Depois da "Viradeira" de 76/77, o José, que assumira posições políticas no PREC, foi "emprateleirado", e resolveu sair da empresa. Fomo-nos encontrando, espaçadamente, para jantar. E eu sabia que ele estava com dificuldades financeiras. Falava-me de ir para Angola, para se aguentar melhor. Na última vez que jantei com ele, no "Rio Grande", veio acompanhado por uma Senhora jovem, a María de J., que conhecera em Cádiz, e por quem se apaixonara, perdidamente, rompendo um casamento de mais de 20 anos, e de que tivera  um casal de filhos. Quando me veio trazer a casa, de carro e na Ponte 25 de Abril, como vinhamos só os dois, sei que lhe disse: "- Não peças demais à María de J.!" Ele sorriu, e sei que andava feliz.
Acabou por ir para Moçambique, com a nova Mulher. E íamos trocando correspondência regular.

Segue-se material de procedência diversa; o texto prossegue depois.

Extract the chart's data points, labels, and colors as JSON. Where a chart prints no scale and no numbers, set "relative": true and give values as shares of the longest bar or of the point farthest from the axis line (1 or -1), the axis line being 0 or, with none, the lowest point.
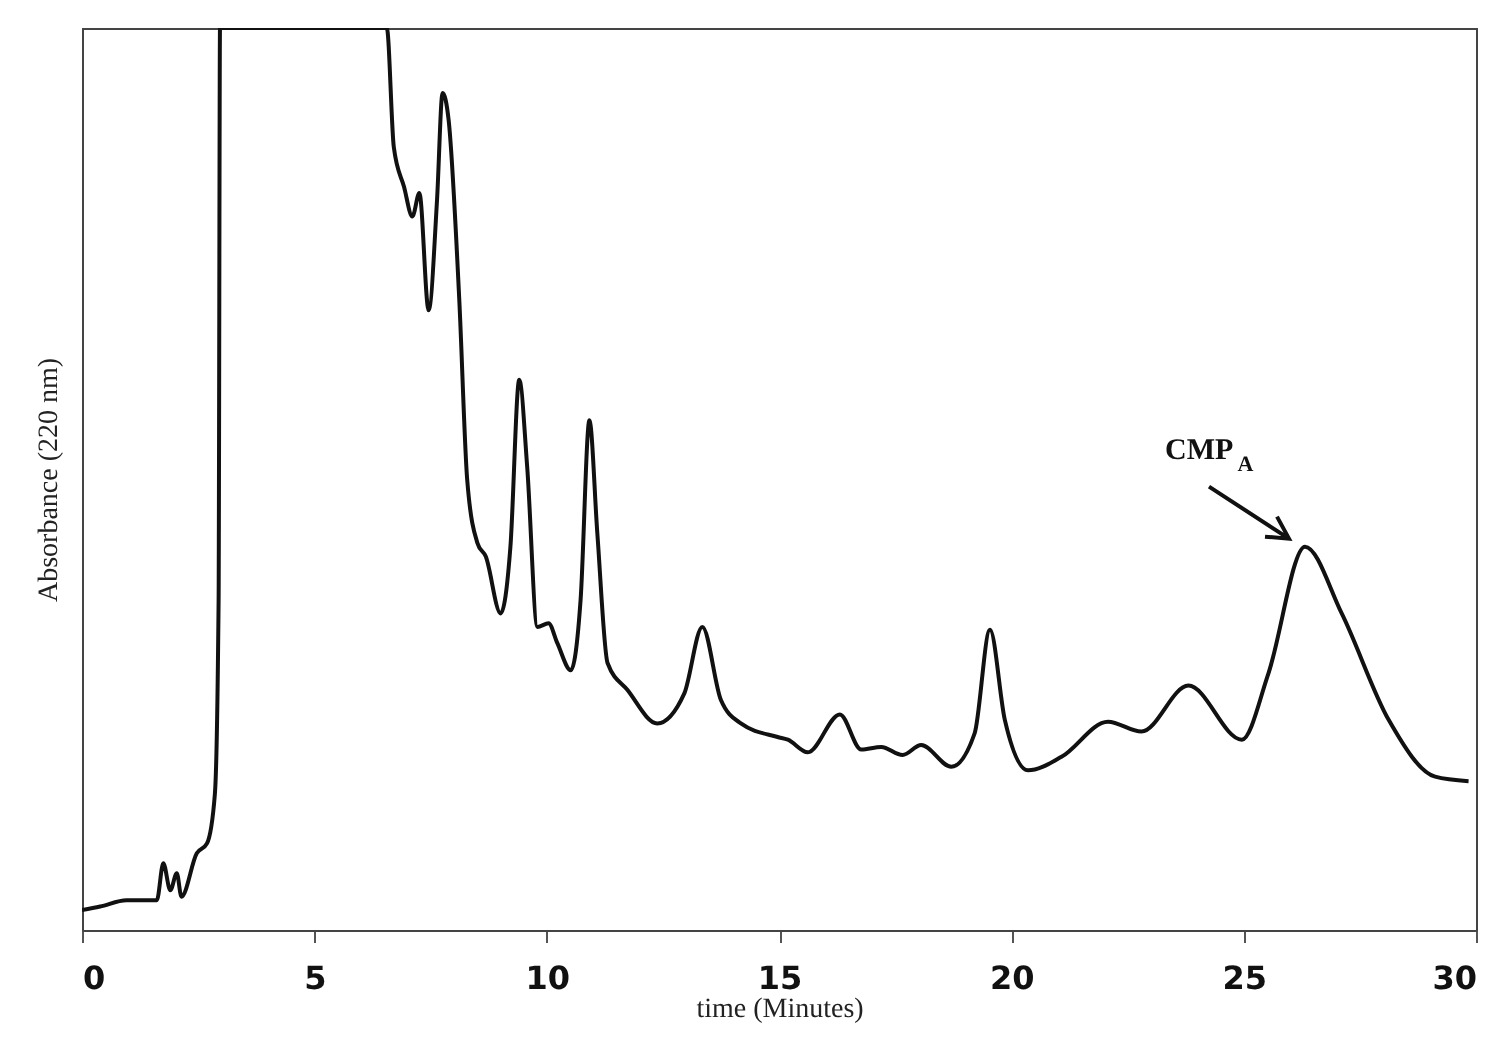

Uma noite do início de Outubro de 1988, a primeira mulher do José telefonou-me a dizer que o meu Amigo morrera e que a urna chegava no dia seguinte a Portugal. Tinha falecido na África do Sul, para onde fora de urgência, vindo de Moçambique, por lhe ter rebentado uma úlcera no estômago, fragorosamente. Os operadores já não o puderam salvar. Tinha pouco mais de 50 anos.
Cerca de dez dias depois, nascia no Maputo, um filho póstumo do meu Amigo, a quem María de J. pôs o nome de José J. C. G., Júnior. María de J. morreria cerca de 12 anos depois, em Cádiz. Nunca cheguei a conhecer o Júnior, mas sei que vive em Espanha.